Warum dies generalisiert
Das HubSpot-Pattern — ein First-Party-MCP-Server mit 12 Tools, der Standard-Objekte abdeckt, eine Semantic-Layer-Gap, die der Vendor nicht liefert, eine Authentifizierungs-Einschränkung, die Headless-Agenten blockiert, und ein Rate-Limit, das naive parallele Aufrufe bricht — ist dieselbe Struktur, die im CRM- und ERP-Landschaft erscheint:
- NetSuite hat einen First-Party-AI-Connector-Service mit einer Genauigkeits-Gap — Oracles eigene FAQ warnt „KI kann halluzinieren. Validieren Sie immer Ergebnisse gegen Quelldaten." Die Semantic-Gap ist, welche GL-Konten „Umsatz" für dieses Unternehmen konstituieren. Die NetSuite-MCP-Modul-Analyse behandelt dies eingehend.
- Shopify hat einen First-Party-Storefront-MCP und ein Universal Commerce Protocol mit Google, aber der B2B-Pfad — kundenstufenbasierte Preisgestaltung, Bulk-RFQ-Quoting, Inventory-Holds gegen NetSuite, Cross-Channel-Order-Attribution — ist nicht in der First-Party-Oberfläche.
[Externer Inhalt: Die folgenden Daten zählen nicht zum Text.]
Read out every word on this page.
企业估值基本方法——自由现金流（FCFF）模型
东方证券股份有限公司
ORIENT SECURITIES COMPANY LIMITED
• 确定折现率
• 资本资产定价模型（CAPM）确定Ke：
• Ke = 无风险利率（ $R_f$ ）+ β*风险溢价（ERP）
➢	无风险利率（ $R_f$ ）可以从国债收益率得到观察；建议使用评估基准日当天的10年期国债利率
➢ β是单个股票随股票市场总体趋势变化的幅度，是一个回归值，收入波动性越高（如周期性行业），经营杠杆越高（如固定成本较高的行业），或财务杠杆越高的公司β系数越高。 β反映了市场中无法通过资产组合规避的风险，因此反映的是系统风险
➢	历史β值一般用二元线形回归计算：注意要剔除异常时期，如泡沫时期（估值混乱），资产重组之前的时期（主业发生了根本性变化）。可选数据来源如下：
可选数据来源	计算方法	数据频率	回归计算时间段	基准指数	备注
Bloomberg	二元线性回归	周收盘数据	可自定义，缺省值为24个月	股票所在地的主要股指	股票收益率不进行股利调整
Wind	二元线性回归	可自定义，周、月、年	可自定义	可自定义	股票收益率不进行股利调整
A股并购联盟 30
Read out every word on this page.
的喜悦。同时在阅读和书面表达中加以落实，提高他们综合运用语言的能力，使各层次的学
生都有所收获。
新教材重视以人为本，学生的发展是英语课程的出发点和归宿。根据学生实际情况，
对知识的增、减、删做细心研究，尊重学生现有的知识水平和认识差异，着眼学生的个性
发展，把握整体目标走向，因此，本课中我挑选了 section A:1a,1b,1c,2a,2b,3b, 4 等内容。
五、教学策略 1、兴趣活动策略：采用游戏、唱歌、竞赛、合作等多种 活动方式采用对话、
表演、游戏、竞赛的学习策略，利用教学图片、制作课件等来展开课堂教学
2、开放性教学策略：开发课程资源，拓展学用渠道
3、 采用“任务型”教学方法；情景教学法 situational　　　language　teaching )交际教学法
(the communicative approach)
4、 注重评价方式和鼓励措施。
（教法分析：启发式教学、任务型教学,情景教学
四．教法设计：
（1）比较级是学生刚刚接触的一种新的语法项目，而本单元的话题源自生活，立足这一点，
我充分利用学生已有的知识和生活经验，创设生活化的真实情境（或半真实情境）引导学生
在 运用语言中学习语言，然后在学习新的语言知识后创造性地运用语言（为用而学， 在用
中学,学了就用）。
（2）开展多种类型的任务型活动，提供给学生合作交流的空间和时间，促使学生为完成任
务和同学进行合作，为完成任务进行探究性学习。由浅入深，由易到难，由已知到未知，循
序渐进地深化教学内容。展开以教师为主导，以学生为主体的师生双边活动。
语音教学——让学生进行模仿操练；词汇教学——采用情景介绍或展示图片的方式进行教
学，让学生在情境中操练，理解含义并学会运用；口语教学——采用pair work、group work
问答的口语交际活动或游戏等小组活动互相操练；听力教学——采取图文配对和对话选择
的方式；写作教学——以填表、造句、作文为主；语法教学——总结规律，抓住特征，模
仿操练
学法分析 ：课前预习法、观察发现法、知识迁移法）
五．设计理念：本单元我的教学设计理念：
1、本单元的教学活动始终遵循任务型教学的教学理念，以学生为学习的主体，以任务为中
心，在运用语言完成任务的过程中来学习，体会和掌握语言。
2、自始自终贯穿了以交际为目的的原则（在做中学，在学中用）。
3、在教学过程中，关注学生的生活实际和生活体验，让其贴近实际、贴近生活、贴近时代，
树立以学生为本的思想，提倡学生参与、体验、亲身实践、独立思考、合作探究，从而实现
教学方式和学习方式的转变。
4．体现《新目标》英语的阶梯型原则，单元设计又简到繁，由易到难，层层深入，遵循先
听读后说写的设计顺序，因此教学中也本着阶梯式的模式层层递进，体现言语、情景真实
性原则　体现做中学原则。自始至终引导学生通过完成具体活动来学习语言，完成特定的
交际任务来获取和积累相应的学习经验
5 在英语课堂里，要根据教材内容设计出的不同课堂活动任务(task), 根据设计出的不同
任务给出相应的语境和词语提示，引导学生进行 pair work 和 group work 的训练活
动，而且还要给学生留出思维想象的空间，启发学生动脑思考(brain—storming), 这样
Die Shopify-Connector-Analyse behandelt dies.
Der Anthropic 2026 State of AI Agents Report (500+ technische Führungskräfte, reale Implementierungen bei Novo Nordisk, Doctolib, L'Oréal, Shopify) identifiziert die Integration mit bestehenden Systemen als die Nummer-1-Barriere für die Agent-Einführung — 46% der Organisationen nennen sie, vor Datenzugang (42%), Sicherheit (40%) und Modellintelligenz. 47% verwenden einen hybriden Build-and-Buy-Ansatz: nicht vollständig vorgefertigt, nicht alles In-House, sondern eine Plattform, die sie mit Custom-Code erweitern. Die First-Party-MCP-Server sind die „Buy"-Hälfte. Das Custom-Modul ist die „Build"-Hälfte. Die Teams, die 2026 Produktions-Agenten ausliefern, sind die, die beides tun — der First-Party-Server für das, was er abdeckt, das Custom-Modul für das, was er nicht abdeckt.
HubSpot lieferte einen soliden First-Party-Server. Für Standard-Objekt-Lookups und einfache Updates reicht er. Für Custom Objects, prüfbare Schreibvorgänge, Headless-Authentifizierung, Multi-Portal-Operationen, System-Level-Design und Sensitive-Data-Zugriff ist das Custom-Modul der Produktionspfad. Der MCP-Modul-Code-Standard definiert die Struktur. Der HubSpot-Connector ist die Referenzimplementierung für den CRM-Fall — der Fall, in dem 12 Tools starten und die Semantic Layer in die Produktion führt.
Ein B2B-Service-Unternehmen, das HubSpot über fünf Kunden-Portale betreibt, mit Custom Objects für Erneuerungen und Partnerschaften, Workflow-Automatisierung für Pipeline-Management und einem vierteljährlichen Forecast, der von der korrekten Unterscheidung von Vertriebs- und Erneuerungsumsatz abhängt, erhält einen Agenten, der Custom-Object-Datensätze auflöst, prüfbare Schreibpläne für Batch-Pipeline-Änderungen erstellt, für geplante Syncs Headless authentifiziert, in einer einzigen Session über Portale routet und die Umsatz-Stage-Unterscheidung in typisierten Schemata kodiert — jeder Tool-Aufruf geloggt und jede Exception an einen menschlichen Reviewer geroutet. Dieser Build ist Phase 2-3 der Vier-Schritt-Methode und ist typischerweise in 5-8 Wochen live.